Cuomo campaign attorney Martin E. Connor said, "As the judge himself noted in his decision, Ms. Teachout admitted under oath that she misrepresented her address on official and tax documents. Will Ms. Teachout be paying the taxes owed to the State of New York? We will be appealing today's decision."

Connor was referring to Teachout's 2009 and 2010 income tax filings, which she amended earlier this year to reflect her New York residency after previously listing on the forms that she had lived in the city for "0 months" in 2009 and 10 months in 2010.

During a two-day trial last week in state Supreme Court in Brooklyn, Teachout testified that the tax filings were "clearly a mistake."

At the trial, Connor also questioned Teachout's full-time residency status by pointing to a traffic ticket, a Vermont driver's license and other documents in which she listed Vermont as her primary residence.
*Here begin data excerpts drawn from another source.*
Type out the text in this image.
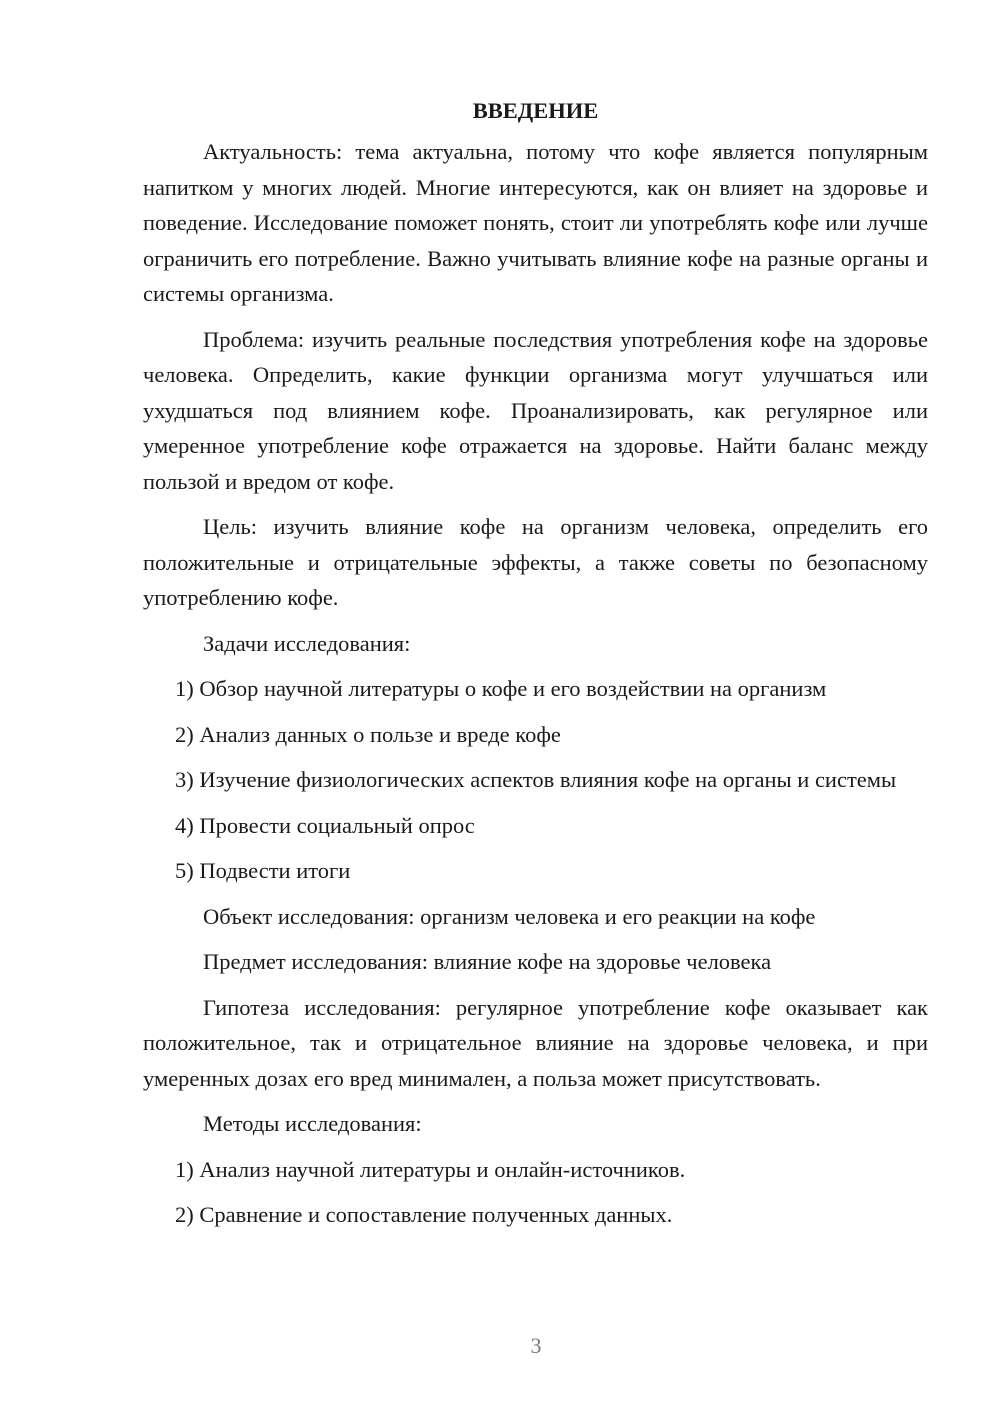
ВВЕДЕНИЕ

Актуальность: тема актуальна, потому что кофе является популярным напитком у многих людей. Многие интересуются, как он влияет на здоровье и поведение. Исследование поможет понять, стоит ли употреблять кофе или лучше ограничить его потребление. Важно учитывать влияние кофе на разные органы и системы организма.

Проблема: изучить реальные последствия употребления кофе на здоровье человека. Определить, какие функции организма могут улучшаться или ухудшаться под влиянием кофе. Проанализировать, как регулярное или умеренное употребление кофе отражается на здоровье. Найти баланс между пользой и вредом от кофе.

Цель: изучить влияние кофе на организм человека, определить его положительные и отрицательные эффекты, а также советы по безопасному употреблению кофе.

Задачи исследования:

1) Обзор научной литературы о кофе и его воздействии на организм

2) Анализ данных о пользе и вреде кофе

3) Изучение физиологических аспектов влияния кофе на органы и системы

4) Провести социальный опрос

5) Подвести итоги

Объект исследования: организм человека и его реакции на кофе

Предмет исследования: влияние кофе на здоровье человека

Гипотеза исследования: регулярное употребление кофе оказывает как положительное, так и отрицательное влияние на здоровье человека, и при умеренных дозах его вред минимален, а польза может присутствовать.

Методы исследования:

1) Анализ научной литературы и онлайн-источников.

2) Сравнение и сопоставление полученных данных.

3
In his ruling, Walker said, Teachout and two of her friends who testified in court "all presented credible testimony" that she lived at various Manhattan and Brooklyn addresses over the past five years. Walker also cited utility and rent checks, and emails related to "housewarming parties, lease renewals and moving arrangements" as evidence of her time living in New York.

Teachout's attorney Lawrence A. Mandelker said both sides will appear in appellate court on Aug. 19.